1. Fondation de la métaphysique des moeurs
Ecrit par Emmanuel K.. 10-02-2008
" Ce qui se rapporte aux inclinations et aux besoins répandus universellement parmi les hommes a un prix marchand. Ce qui, même sans supposer un besoin est conforme à un certain goût, c' est à dire à une satisfaction que nous pouvons retirer du simple jeu, sans but, des facultés de notre esprit a un prix affectif; mais ce qui constitue la condition sous laquelle seulement quelque chose peut être une fin en soi, cela n' a pas simplement une valeur relative, c' est à dire un prix, mais possède une valeur absolue, c' est à dire une dignité.....
Or, la moralité est la condition sous laquelle seulement un être raisonnable peut être une fin en soi.... La moralité et l'humanité en tant qu'elle est capable de moralité, c' est donc ce qui seul possède de la dignité...."
Espérant être présent dimanche prochain mes respects.
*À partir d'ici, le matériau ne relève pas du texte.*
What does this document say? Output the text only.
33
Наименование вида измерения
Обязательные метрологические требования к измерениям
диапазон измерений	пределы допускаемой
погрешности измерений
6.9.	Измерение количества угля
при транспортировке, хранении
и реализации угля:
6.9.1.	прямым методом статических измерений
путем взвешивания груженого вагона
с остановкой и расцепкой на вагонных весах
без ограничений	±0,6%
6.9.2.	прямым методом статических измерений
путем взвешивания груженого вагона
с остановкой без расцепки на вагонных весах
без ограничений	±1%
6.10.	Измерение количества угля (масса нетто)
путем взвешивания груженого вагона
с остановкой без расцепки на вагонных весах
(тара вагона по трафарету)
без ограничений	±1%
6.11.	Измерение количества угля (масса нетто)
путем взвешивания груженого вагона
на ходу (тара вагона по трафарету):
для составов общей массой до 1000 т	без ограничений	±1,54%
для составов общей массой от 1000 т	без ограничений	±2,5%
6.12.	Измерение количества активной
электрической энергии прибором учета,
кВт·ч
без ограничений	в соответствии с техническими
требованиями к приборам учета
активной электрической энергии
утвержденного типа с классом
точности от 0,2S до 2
2. L'amitié comme valeur relative
Ecrit par Georges. 11-02-2008
L'amitié est une valeur relative car, comme Platon l'a dit, l'ami n'aime pas l'ami, mais l'objet de sa amitié. Le café-philo étant l'objet de notre amitié à tous.

Comme vous l'avez dit vous même certaines ne savent pas... "trop qu'est-ce que ça veut dire, respecter la dignité de l’autre."

Il y a ceux qui cherchent un vrai ami et des vrais amis qui tombent sur des faux amis. Pourquoi donc ?

Ce qu'on découvre par soi-même a plus de valeur que les pensées secrètes de ceux qui se prétendent nos amis.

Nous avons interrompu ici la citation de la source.